What/Who inspired you to take up taxidermy?
I have always had an interest in natural history and when visiting museums, found the taxidermy fascinating. I used to try and preserve birds’ feet and wings without much success, which led to asking for a book on taxidermy from my parents when I was 13. On Christmas Day, I was the proud owner of Taxidermy by Leon L. Pray.
Soon after, I had a go at mounting a starling. It was pre-internet days then and I didn’t know where to find a supplier for any taxidermy materials. I ended up using some copper wire I found and used black pin-heads for the eyes. I wish I had kept it.
What was your first break into the industry?
My first break into the industry/ world of Taxidermy came in 1978 when I saw a magazine article about the Guild of Taxidermists and I applied to join straight away. Having never met or even talked to another taxidermist, attending my first conference in 1980 at Liverpool was an amazing experience. I remember meeting George Jamieson there and we both had entered the red grouse competition.
After leaving school, I worked in the family knitwear factory for 15 years, learning the process from start to finish and ending being in charge of production/quality control among other things.
I was always busy doing taxidermy in my spare time, mostly for myself, but also doing some commissions. I often thought of doing taxidermy full-time and the opportunity to do so came from an unlikely source.
In 1990, we had invested a lot in a new market, Israel, and were all set for their Annual Fashion Show when Saddam Hussein started firing scud missiles over the border into Israel.

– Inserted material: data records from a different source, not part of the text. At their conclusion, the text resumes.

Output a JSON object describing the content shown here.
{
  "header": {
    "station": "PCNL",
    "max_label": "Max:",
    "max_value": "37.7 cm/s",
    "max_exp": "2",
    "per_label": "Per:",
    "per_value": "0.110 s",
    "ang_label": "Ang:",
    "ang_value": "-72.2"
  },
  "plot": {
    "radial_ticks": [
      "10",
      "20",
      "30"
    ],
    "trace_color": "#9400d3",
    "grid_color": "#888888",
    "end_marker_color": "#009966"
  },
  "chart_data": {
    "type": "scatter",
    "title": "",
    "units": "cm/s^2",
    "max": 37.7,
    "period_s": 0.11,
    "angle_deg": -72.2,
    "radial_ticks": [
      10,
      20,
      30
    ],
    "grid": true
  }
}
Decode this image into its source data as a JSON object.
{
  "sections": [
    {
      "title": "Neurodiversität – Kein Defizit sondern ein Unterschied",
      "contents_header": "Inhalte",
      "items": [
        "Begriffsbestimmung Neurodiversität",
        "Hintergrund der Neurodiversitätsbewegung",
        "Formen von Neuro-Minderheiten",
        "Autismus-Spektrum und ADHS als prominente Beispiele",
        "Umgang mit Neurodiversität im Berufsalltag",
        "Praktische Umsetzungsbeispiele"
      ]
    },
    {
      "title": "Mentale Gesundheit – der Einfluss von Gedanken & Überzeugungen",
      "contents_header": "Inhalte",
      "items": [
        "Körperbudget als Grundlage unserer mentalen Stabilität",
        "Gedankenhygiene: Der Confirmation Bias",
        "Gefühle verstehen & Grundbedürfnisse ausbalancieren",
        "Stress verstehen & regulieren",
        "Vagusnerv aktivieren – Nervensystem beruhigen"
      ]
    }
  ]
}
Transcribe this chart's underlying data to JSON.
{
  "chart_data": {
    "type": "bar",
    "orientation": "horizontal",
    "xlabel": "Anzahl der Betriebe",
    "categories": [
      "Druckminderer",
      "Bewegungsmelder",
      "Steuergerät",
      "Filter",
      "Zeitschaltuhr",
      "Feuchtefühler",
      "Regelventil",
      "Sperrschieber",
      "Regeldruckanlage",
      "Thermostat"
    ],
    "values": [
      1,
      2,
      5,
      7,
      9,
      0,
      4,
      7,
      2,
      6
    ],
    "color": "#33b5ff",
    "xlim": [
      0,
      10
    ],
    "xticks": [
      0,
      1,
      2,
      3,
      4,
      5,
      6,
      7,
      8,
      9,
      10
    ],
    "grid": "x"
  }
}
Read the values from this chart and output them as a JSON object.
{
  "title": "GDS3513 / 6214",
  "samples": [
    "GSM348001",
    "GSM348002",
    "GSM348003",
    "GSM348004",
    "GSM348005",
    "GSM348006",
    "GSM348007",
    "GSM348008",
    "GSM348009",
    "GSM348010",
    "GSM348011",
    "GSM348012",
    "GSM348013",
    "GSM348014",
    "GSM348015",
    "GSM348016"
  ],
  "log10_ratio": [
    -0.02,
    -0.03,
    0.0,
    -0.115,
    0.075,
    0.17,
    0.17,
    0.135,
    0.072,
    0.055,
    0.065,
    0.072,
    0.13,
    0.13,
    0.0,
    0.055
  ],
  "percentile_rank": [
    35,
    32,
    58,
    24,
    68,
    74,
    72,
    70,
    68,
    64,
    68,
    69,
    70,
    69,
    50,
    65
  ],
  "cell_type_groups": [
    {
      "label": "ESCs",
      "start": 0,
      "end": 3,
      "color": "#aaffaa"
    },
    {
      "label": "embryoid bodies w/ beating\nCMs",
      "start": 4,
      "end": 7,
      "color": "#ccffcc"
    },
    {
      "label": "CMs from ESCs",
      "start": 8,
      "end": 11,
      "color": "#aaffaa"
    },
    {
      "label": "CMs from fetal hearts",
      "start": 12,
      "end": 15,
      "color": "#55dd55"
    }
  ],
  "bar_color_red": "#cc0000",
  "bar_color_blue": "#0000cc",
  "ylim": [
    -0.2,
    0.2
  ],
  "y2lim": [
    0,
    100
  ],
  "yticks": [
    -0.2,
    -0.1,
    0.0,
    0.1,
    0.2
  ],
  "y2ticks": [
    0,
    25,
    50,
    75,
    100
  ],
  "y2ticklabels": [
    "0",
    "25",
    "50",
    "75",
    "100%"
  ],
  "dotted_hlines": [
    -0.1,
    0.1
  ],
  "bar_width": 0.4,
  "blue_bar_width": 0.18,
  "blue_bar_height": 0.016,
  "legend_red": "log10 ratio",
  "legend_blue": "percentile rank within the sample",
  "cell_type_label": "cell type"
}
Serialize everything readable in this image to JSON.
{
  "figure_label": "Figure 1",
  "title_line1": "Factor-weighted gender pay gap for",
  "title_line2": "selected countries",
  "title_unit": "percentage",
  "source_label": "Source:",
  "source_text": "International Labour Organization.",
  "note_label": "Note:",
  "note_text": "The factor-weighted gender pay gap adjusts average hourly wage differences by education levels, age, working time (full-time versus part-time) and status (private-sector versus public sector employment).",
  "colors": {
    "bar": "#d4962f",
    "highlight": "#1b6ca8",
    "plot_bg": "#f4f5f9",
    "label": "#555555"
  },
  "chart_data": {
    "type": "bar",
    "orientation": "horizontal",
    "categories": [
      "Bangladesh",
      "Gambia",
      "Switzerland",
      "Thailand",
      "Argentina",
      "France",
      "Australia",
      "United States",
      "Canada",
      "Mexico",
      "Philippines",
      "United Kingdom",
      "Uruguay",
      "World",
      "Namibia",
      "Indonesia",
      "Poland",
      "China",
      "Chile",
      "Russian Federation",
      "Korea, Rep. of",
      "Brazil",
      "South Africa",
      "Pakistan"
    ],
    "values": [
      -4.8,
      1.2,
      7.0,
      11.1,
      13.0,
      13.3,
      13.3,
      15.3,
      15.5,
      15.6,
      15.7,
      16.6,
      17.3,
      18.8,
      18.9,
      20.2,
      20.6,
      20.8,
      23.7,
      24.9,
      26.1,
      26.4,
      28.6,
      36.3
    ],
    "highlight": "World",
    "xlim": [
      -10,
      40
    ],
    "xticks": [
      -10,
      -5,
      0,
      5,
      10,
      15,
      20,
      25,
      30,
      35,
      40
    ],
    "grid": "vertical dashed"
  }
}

This was the final straw, resulting in the factory being sold and I chose to turn my hobby into a career.
I’ve worked on some interesting projects over the years, including commissions for many museums, the most notable being for Ulster Museum on animals found in Ireland during the last ice-age.
Who inspired you the most when you were learning?
Seeing the work of all the top taxidermists who attended my first conferences was very inspiring. They would include people like Steve Massam, Derek Frampton and Peter Summers.
I was also greatly inspired when I went to the 1995 World Show in Gainsville, Georgia USA.
Who inspires you the most now or is it just Mother Nature?
Most of my inspiration now comes from Mother Nature. I love observing all aspects of natural history and also find good photographs can be inspiring and want to try and recreate what I see.
Have you helped or taught any successful students?
Hopefully, constructive feedback from judging has helped a few people over the years.
What Interests do you have other than taxidermy?
My main interest outside taxidermy/natural history was fencing, from age 16 (a relatively late starter). I went on to gain 28 caps for Scotland, including two Commonwealth Championships, and was once Scottish Epee Champion and team captain many years ago!
My other main interest now, which in a way is relevant to taxidermy, is natural history photography. It’s very enjoyable to go for a walk with the camera and check up on the local wildlife, hopefully capturing images of anything interesting. I’ll also go further afield to get good images of mainly birds.
I am also involved with red squirrel conservation.
How have you seen taxidermy change?
The standard of work has risen steadily over the years in the UK and we should be proud of the part the Guild has played in this.
More information is also available from good books, the internet, instructional DVDs, courses run by taxidermists etc. Materials and forms are also much better than before
When I first found the Guild, taxidermy was all very traditional and the Guild was run by mostly museum taxidermists. The membership was probably around 90% male. Now there are hardly any museum taxidermists, the membership is much more diverse, as is the taxidermy and the majority of new members in recent years have been women.
- Accredited Taxidermist (1995)
- Bird Specialist
- Mammal Mpecialist
Guild Committee Work
First joined the committee in 2010 until present day (2020), with a one year gap. Mostly helping where required and involved with competition/judging organisation.
Have done several lectures/talks over the years at conferences and seminars on things like making silicone moulds, casting rocks, using an airbrush, aspects of groundwork, World Show report etc.
I have been one of the judges on many occasions from 1996-2019.